When our own outgoing DM is heard back via `RX_LOG_DATA` (self-echo, loopback), `_process_direct_message` passes `our_public_key=None` for the outgoing direction, disabling the outbound hash check in the decoder. The decoder's inbound check (`src_hash == their_first_byte`) fails because the source is us, not the contact — so decryption returns `None`. This is by design: outgoing DMs are stored directly by the send endpoint, so no message is lost.

### Infinite setup retry on connection monitor

When `post_connect_setup()` fails (e.g. `export_and_store_private_key` raises `RuntimeError` because the radio didn't respond), `_setup_complete` is never set to `True`. The connection monitor sees `connected and not setup_complete` and retries every 5 seconds — indefinitely. This is intentional: the radio may be rebooting, waking from sleep, or otherwise temporarily unresponsive. We keep retrying so that setup completes automatically once the radio becomes available, without requiring manual intervention.

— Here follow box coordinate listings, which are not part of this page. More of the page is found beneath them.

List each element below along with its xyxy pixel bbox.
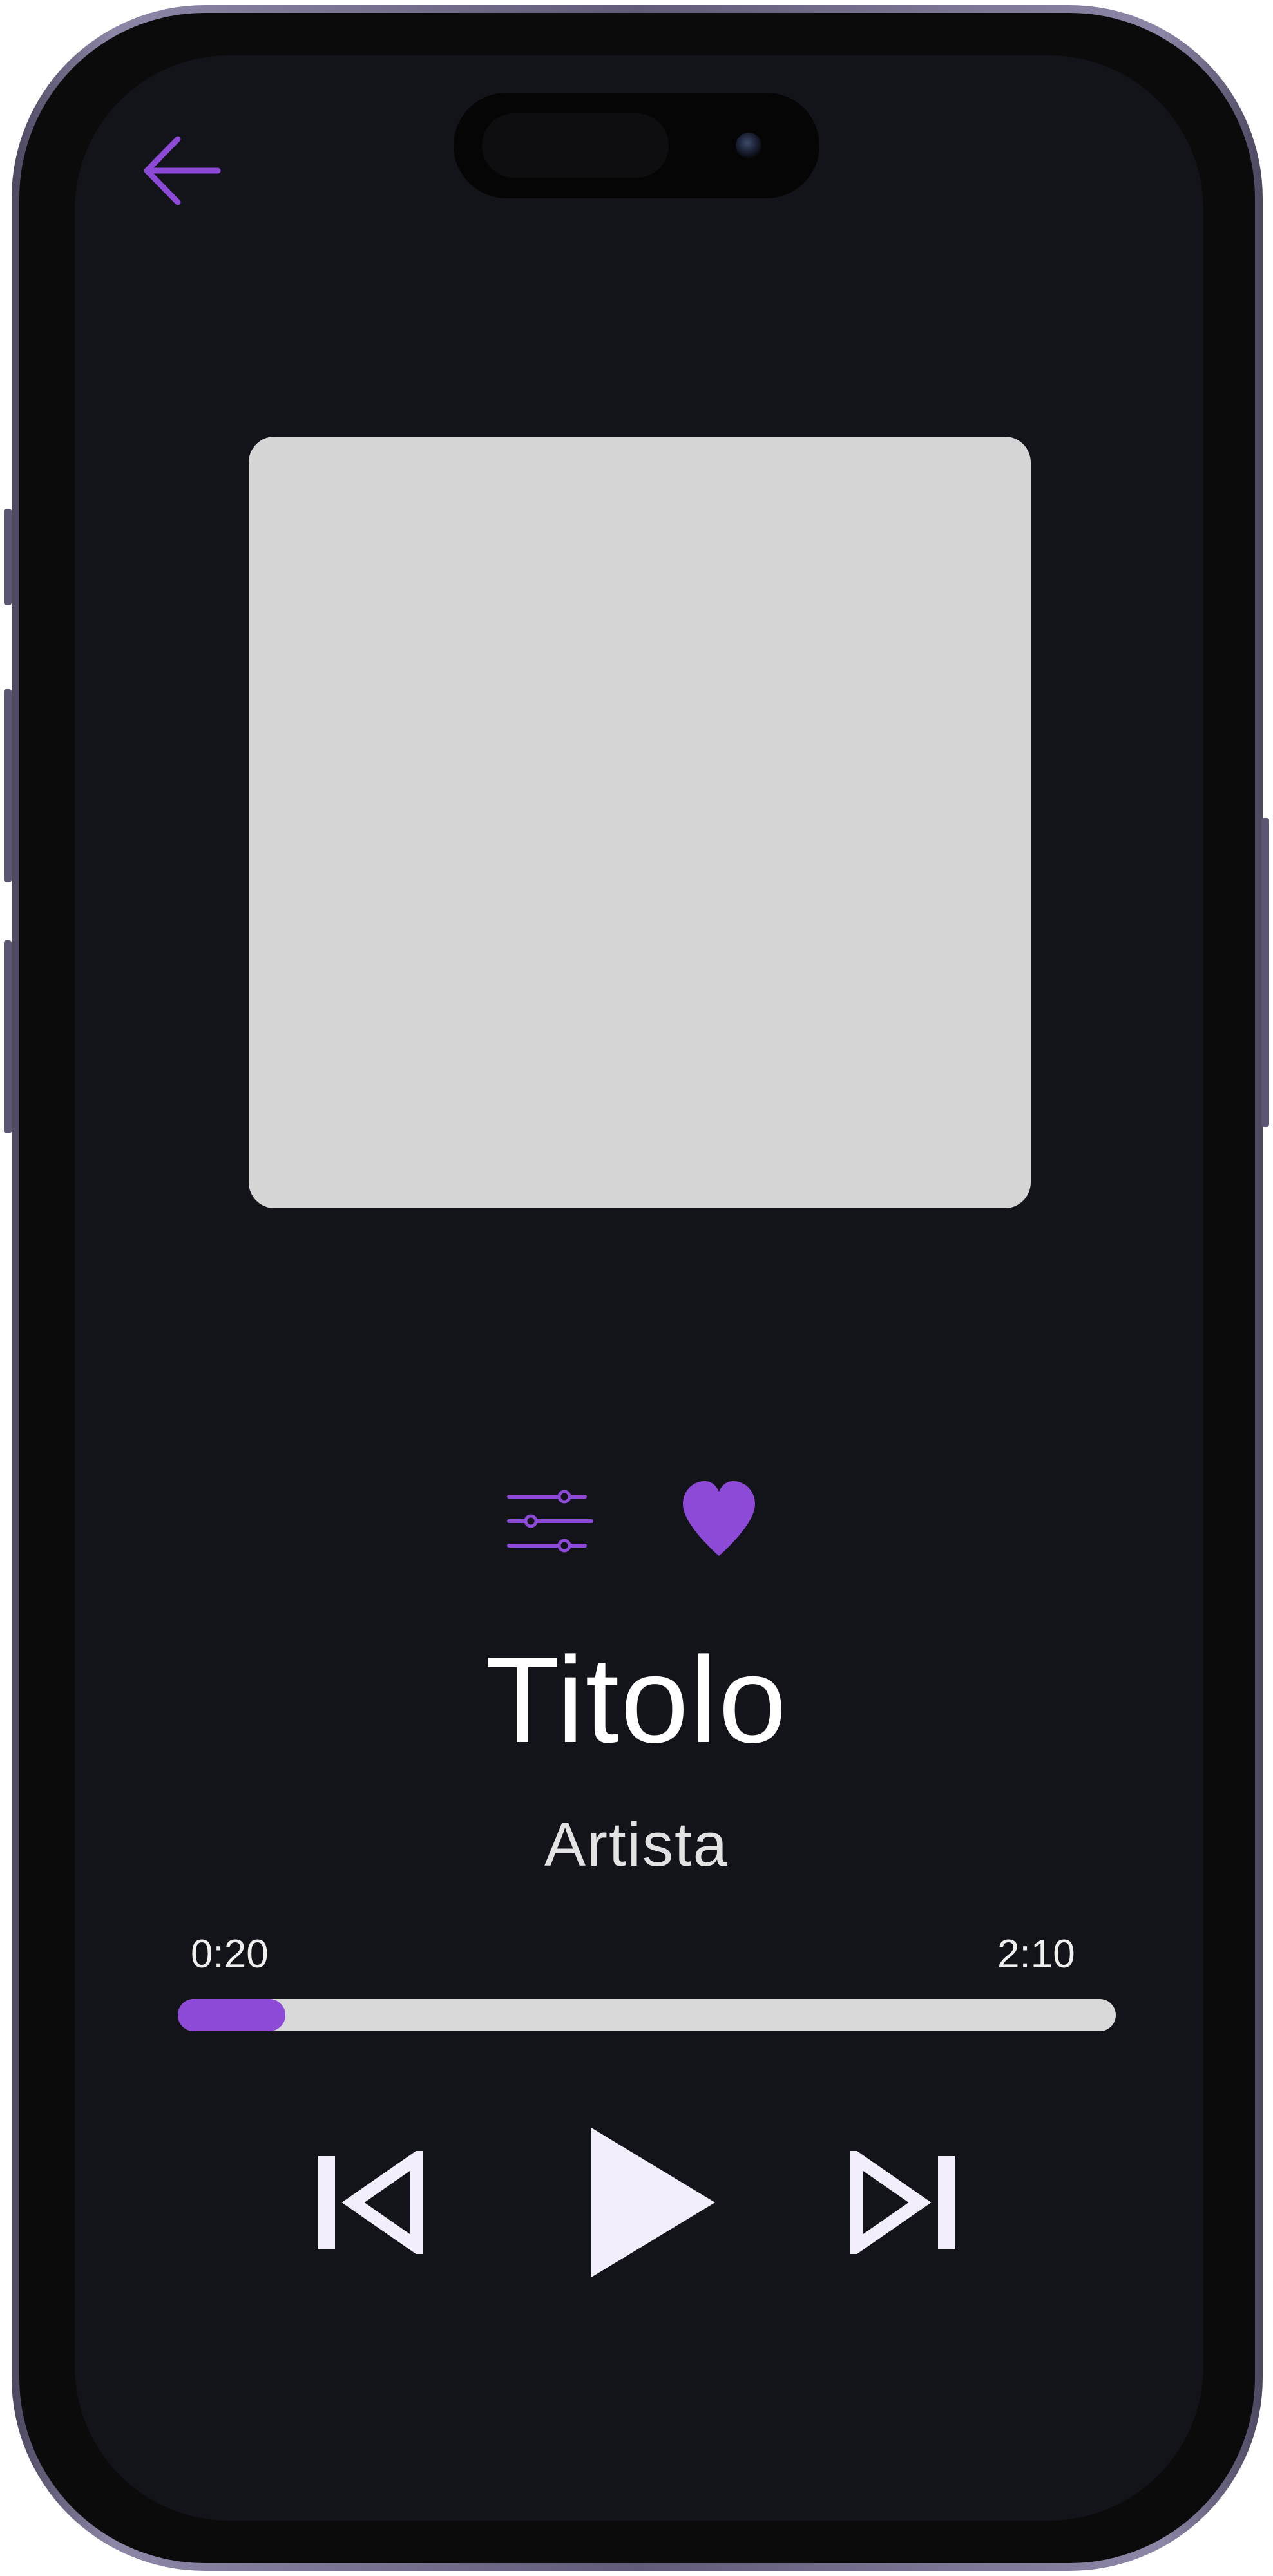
album-artwork xyxy=(249,437,1031,1208)
skip-previous-icon xyxy=(318,2151,423,2254)
power-button xyxy=(1261,818,1269,1127)
dynamic-island xyxy=(454,93,819,198)
back-button[interactable] xyxy=(142,135,222,206)
play-button[interactable] xyxy=(589,2125,718,2280)
heart-icon xyxy=(683,1481,755,1556)
skip-next-icon xyxy=(850,2151,955,2254)
volume-up-button xyxy=(4,689,12,882)
next-button[interactable] xyxy=(848,2151,957,2254)
progress-fill xyxy=(178,1999,286,2031)
volume-down-button xyxy=(4,940,12,1133)
favorite-button[interactable] xyxy=(680,1481,758,1558)
track-artist: Artista xyxy=(544,1810,729,1879)
previous-button[interactable] xyxy=(316,2151,425,2254)
island-sensor xyxy=(482,113,669,178)
progress-bar[interactable] xyxy=(178,1999,1116,2031)
elapsed-time: 0:20 xyxy=(191,1932,269,1976)
arrow-left-icon xyxy=(144,136,221,205)
action-button xyxy=(4,509,12,605)
play-icon xyxy=(591,2128,715,2277)
track-title: Titolo xyxy=(485,1632,788,1768)
total-time: 2:10 xyxy=(997,1932,1075,1976)
equalizer-button[interactable] xyxy=(505,1481,595,1558)
sliders-icon xyxy=(507,1490,593,1553)
front-camera xyxy=(736,133,761,158)
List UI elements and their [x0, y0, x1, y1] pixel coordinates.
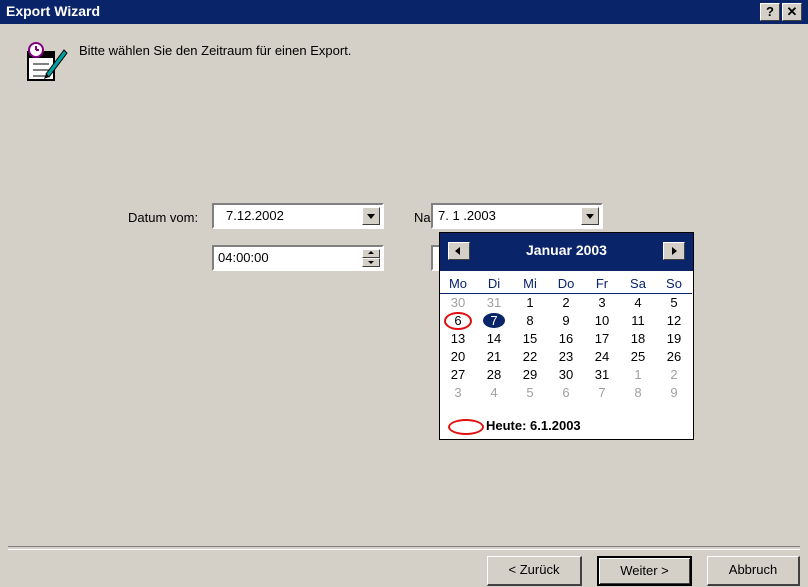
weekday-label: Sa [630, 276, 646, 291]
calendar-day[interactable]: 6 [548, 384, 584, 402]
calendar-day[interactable]: 23 [548, 348, 584, 366]
calendar-day[interactable]: 4 [476, 384, 512, 402]
calendar-day[interactable]: 18 [620, 330, 656, 348]
calendar-day[interactable]: 22 [512, 348, 548, 366]
title-bar: Export Wizard ? ✕ [0, 0, 808, 24]
to-date-value: 7. 1 .2003 [438, 208, 496, 223]
cancel-button[interactable]: Abbruch [707, 556, 800, 586]
calendar-month-label[interactable]: Januar 2003 [440, 242, 693, 258]
calendar-day[interactable]: 11 [620, 312, 656, 330]
spin-down-button[interactable] [362, 258, 380, 267]
calendar-day[interactable]: 21 [476, 348, 512, 366]
calendar-day[interactable]: 13 [440, 330, 476, 348]
calendar-day[interactable]: 9 [548, 312, 584, 330]
calendar-day[interactable]: 24 [584, 348, 620, 366]
calendar-day[interactable]: 3 [440, 384, 476, 402]
calendar-day[interactable]: 5 [512, 384, 548, 402]
to-date-label: Na [414, 210, 431, 225]
calendar-day[interactable]: 12 [656, 312, 692, 330]
calendar-day-selected[interactable]: 7 [476, 312, 512, 330]
weekday-label: So [666, 276, 682, 291]
calendar-day[interactable]: 7 [584, 384, 620, 402]
next-button[interactable]: Weiter > [597, 556, 692, 586]
close-button[interactable]: ✕ [782, 3, 802, 21]
footer-separator [8, 546, 800, 550]
calendar-day[interactable]: 2 [548, 294, 584, 312]
calendar-day[interactable]: 31 [476, 294, 512, 312]
calendar-day[interactable]: 17 [584, 330, 620, 348]
weekday-label: Do [557, 276, 575, 291]
next-month-button[interactable] [663, 242, 685, 260]
calendar-day[interactable]: 29 [512, 366, 548, 384]
from-date-value: 7.12.2002 [226, 208, 284, 223]
calendar-day[interactable]: 3 [584, 294, 620, 312]
window-title: Export Wizard [6, 3, 100, 19]
calendar-day[interactable]: 26 [656, 348, 692, 366]
to-date-dropdown[interactable]: 7. 1 .2003 [431, 203, 603, 229]
calendar-day[interactable]: 1 [620, 366, 656, 384]
weekday-label: Mi [523, 276, 537, 291]
time-spin-buttons[interactable] [362, 249, 380, 267]
calendar-day[interactable]: 5 [656, 294, 692, 312]
calendar-day[interactable]: 30 [440, 294, 476, 312]
calendar-day[interactable]: 8 [512, 312, 548, 330]
today-label: Heute: 6.1.2003 [486, 418, 581, 433]
calendar-day[interactable]: 19 [656, 330, 692, 348]
calendar-day[interactable]: 15 [512, 330, 548, 348]
wizard-calendar-icon [24, 40, 68, 84]
help-button[interactable]: ? [760, 3, 780, 21]
calendar-day[interactable]: 10 [584, 312, 620, 330]
to-date-dropdown-button[interactable] [581, 207, 599, 225]
calendar-day[interactable]: 4 [620, 294, 656, 312]
calendar-day[interactable]: 30 [548, 366, 584, 384]
calendar-day[interactable]: 8 [620, 384, 656, 402]
calendar-day[interactable]: 16 [548, 330, 584, 348]
calendar-day-today[interactable]: 6 [440, 312, 476, 330]
weekday-label: Mo [448, 276, 468, 291]
weekday-label: Di [487, 276, 501, 291]
calendar-day[interactable]: 31 [584, 366, 620, 384]
weekday-label: Fr [595, 276, 609, 291]
calendar-header: Januar 2003 [440, 233, 693, 271]
from-date-dropdown[interactable]: 7.12.2002 [212, 203, 384, 229]
calendar-popup: Januar 2003 Mo Di Mi Do Fr Sa So 30 31 1 2 3 4 5 6 7 8 9… [439, 232, 694, 440]
chevron-down-icon [367, 214, 375, 219]
chevron-right-icon [672, 247, 677, 255]
calendar-day[interactable]: 27 [440, 366, 476, 384]
calendar-day[interactable]: 2 [656, 366, 692, 384]
arrow-up-icon [368, 251, 374, 254]
calendar-day[interactable]: 9 [656, 384, 692, 402]
weekday-header-row: Mo Di Mi Do Fr Sa So [440, 275, 692, 294]
chevron-down-icon [586, 214, 594, 219]
calendar-day-grid: 30 31 1 2 3 4 5 6 7 8 9 10 11 12 13 14 15 16 17 18 19 20 21 22 2… [440, 294, 692, 402]
from-date-dropdown-button[interactable] [362, 207, 380, 225]
calendar-day[interactable]: 20 [440, 348, 476, 366]
back-button[interactable]: < Zurück [487, 556, 582, 586]
today-ring-icon [444, 312, 472, 330]
arrow-down-icon [368, 261, 374, 264]
from-date-label: Datum vom: [128, 210, 199, 225]
intro-text: Bitte wählen Sie den Zeitraum für einen … [79, 43, 352, 58]
from-time-value: 04:00:00 [218, 250, 269, 265]
calendar-day[interactable]: 1 [512, 294, 548, 312]
calendar-day[interactable]: 25 [620, 348, 656, 366]
spin-up-button[interactable] [362, 249, 380, 258]
calendar-day[interactable]: 28 [476, 366, 512, 384]
calendar-day[interactable]: 14 [476, 330, 512, 348]
today-marker-icon [448, 419, 484, 435]
from-time-spinner[interactable]: 04:00:00 [212, 245, 384, 271]
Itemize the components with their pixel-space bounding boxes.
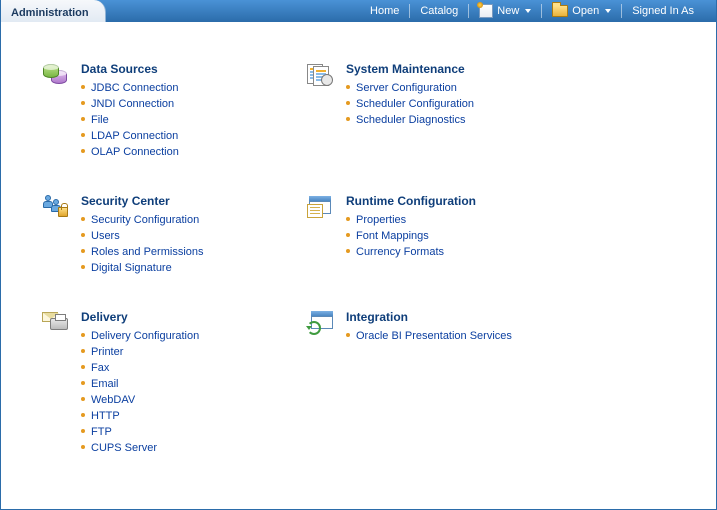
- section-title: Data Sources: [81, 62, 179, 80]
- chevron-down-icon: [525, 9, 531, 13]
- link-item: Security Configuration: [81, 212, 204, 228]
- runtime-configuration-icon: [306, 194, 336, 220]
- admin-link[interactable]: Properties: [356, 214, 406, 226]
- separator: [409, 4, 410, 18]
- link-item: JNDI Connection: [81, 96, 179, 112]
- link-item: Fax: [81, 360, 199, 376]
- section-links: Properties Font Mappings Currency Formats: [346, 212, 476, 260]
- admin-content: Data Sources JDBC Connection JNDI Connect…: [1, 22, 716, 470]
- section-links: Server Configuration Scheduler Configurat…: [346, 80, 474, 128]
- link-item: Properties: [346, 212, 476, 228]
- admin-link[interactable]: LDAP Connection: [91, 130, 178, 142]
- new-menu[interactable]: New: [471, 0, 539, 22]
- section-title: Runtime Configuration: [346, 194, 476, 212]
- admin-link[interactable]: Fax: [91, 362, 109, 374]
- admin-link[interactable]: HTTP: [91, 410, 120, 422]
- section-links: Oracle BI Presentation Services: [346, 328, 512, 344]
- link-item: Roles and Permissions: [81, 244, 204, 260]
- section-links: JDBC Connection JNDI Connection File LDAP C…: [81, 80, 179, 160]
- link-item: Oracle BI Presentation Services: [346, 328, 512, 344]
- admin-link[interactable]: CUPS Server: [91, 442, 157, 454]
- link-item: Printer: [81, 344, 199, 360]
- link-item: JDBC Connection: [81, 80, 179, 96]
- link-item: Server Configuration: [346, 80, 474, 96]
- link-item: Email: [81, 376, 199, 392]
- admin-link[interactable]: Scheduler Configuration: [356, 98, 474, 110]
- section-links: Security Configuration Users Roles and Per…: [81, 212, 204, 276]
- signed-in-menu[interactable]: Signed In As: [624, 0, 702, 22]
- home-link[interactable]: Home: [362, 0, 407, 22]
- chevron-down-icon: [605, 9, 611, 13]
- link-item: Delivery Configuration: [81, 328, 199, 344]
- separator: [621, 4, 622, 18]
- section-runtime-configuration: Runtime Configuration Properties Font Map…: [306, 194, 636, 276]
- section-integration: Integration Oracle BI Presentation Servi…: [306, 310, 636, 456]
- admin-link[interactable]: Server Configuration: [356, 82, 457, 94]
- link-item: Digital Signature: [81, 260, 204, 276]
- section-title: System Maintenance: [346, 62, 474, 80]
- system-maintenance-icon: [306, 62, 336, 88]
- section-system-maintenance: System Maintenance Server ConfigurationS…: [306, 62, 636, 160]
- admin-link[interactable]: Email: [91, 378, 119, 390]
- link-item: Scheduler Configuration: [346, 96, 474, 112]
- section-security-center: Security Center Security Configuration Us…: [41, 194, 306, 276]
- page-tab: Administration: [1, 0, 106, 22]
- catalog-link[interactable]: Catalog: [412, 0, 466, 22]
- link-item: File: [81, 112, 179, 128]
- delivery-icon: [41, 310, 71, 336]
- link-item: Scheduler Diagnostics: [346, 112, 474, 128]
- admin-link[interactable]: Scheduler Diagnostics: [356, 114, 465, 126]
- link-item: OLAP Connection: [81, 144, 179, 160]
- separator: [541, 4, 542, 18]
- top-toolbar: Administration Home Catalog New Open Sig…: [1, 0, 716, 22]
- link-item: HTTP: [81, 408, 199, 424]
- admin-link[interactable]: FTP: [91, 426, 112, 438]
- admin-link[interactable]: JNDI Connection: [91, 98, 174, 110]
- link-item: Currency Formats: [346, 244, 476, 260]
- integration-icon: [306, 310, 336, 336]
- section-title: Security Center: [81, 194, 204, 212]
- top-links: Home Catalog New Open Signed In As: [362, 0, 716, 22]
- link-item: WebDAV: [81, 392, 199, 408]
- link-item: CUPS Server: [81, 440, 199, 456]
- page-title: Administration: [11, 7, 89, 19]
- admin-link[interactable]: Printer: [91, 346, 123, 358]
- link-item: FTP: [81, 424, 199, 440]
- admin-link[interactable]: Currency Formats: [356, 246, 444, 258]
- admin-link[interactable]: OLAP Connection: [91, 146, 179, 158]
- admin-link[interactable]: Digital Signature: [91, 262, 172, 274]
- link-item: Users: [81, 228, 204, 244]
- separator: [468, 4, 469, 18]
- link-item: LDAP Connection: [81, 128, 179, 144]
- section-title: Delivery: [81, 310, 199, 328]
- admin-link[interactable]: Users: [91, 230, 120, 242]
- section-delivery: Delivery Delivery Configuration Printer Fa…: [41, 310, 306, 456]
- admin-link[interactable]: WebDAV: [91, 394, 135, 406]
- admin-link[interactable]: Roles and Permissions: [91, 246, 204, 258]
- new-document-icon: [479, 4, 493, 18]
- open-menu[interactable]: Open: [544, 0, 619, 22]
- section-links: Delivery Configuration Printer Fax Email Web…: [81, 328, 199, 456]
- admin-link[interactable]: Oracle BI Presentation Services: [356, 330, 512, 342]
- admin-link[interactable]: File: [91, 114, 109, 126]
- admin-link[interactable]: Font Mappings: [356, 230, 429, 242]
- section-title: Integration: [346, 310, 512, 328]
- folder-open-icon: [552, 5, 568, 17]
- link-item: Font Mappings: [346, 228, 476, 244]
- admin-link[interactable]: JDBC Connection: [91, 82, 178, 94]
- data-sources-icon: [41, 62, 71, 88]
- admin-link[interactable]: Delivery Configuration: [91, 330, 199, 342]
- section-data-sources: Data Sources JDBC Connection JNDI Connect…: [41, 62, 306, 160]
- admin-link[interactable]: Security Configuration: [91, 214, 199, 226]
- security-center-icon: [41, 194, 71, 220]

### DELETE channel returns 200 for non-existent keys

`DELETE /api/channels/{key}` returns `{"status": "ok"}` even if the key didn't exist. This is intentional — the postcondition is "channel doesn't exist," which is satisfied regardless of whether it existed before. No 404 needed.

### Contact lat/lon 0.0 vs NULL

MeshCore uses `0.0` as the sentinel for "no GPS coordinates" (see `models.py` `to_radio_dict`). The upsert SQL uses `COALESCE(excluded.lat, contacts.lat)`, which preserves existing values when the new value is `NULL` — but `0.0` is not `NULL`, so it overwrites previously valid coordinates. This is intentional: we always want the most recent location data. If a device stops broadcasting GPS, the old coordinates are presumably stale/wrong, so overwriting with "not available" (`0.0`) is the correct behavior.

## Editing Checklist

When changing backend behavior:
1. Update/add router and repository tests.
2. Confirm WS event contracts when payload shape changes.
3. Run `PYTHONPATH=. uv run pytest tests/ -v`.
4. If API contract changed, update frontend types and AGENTS docs.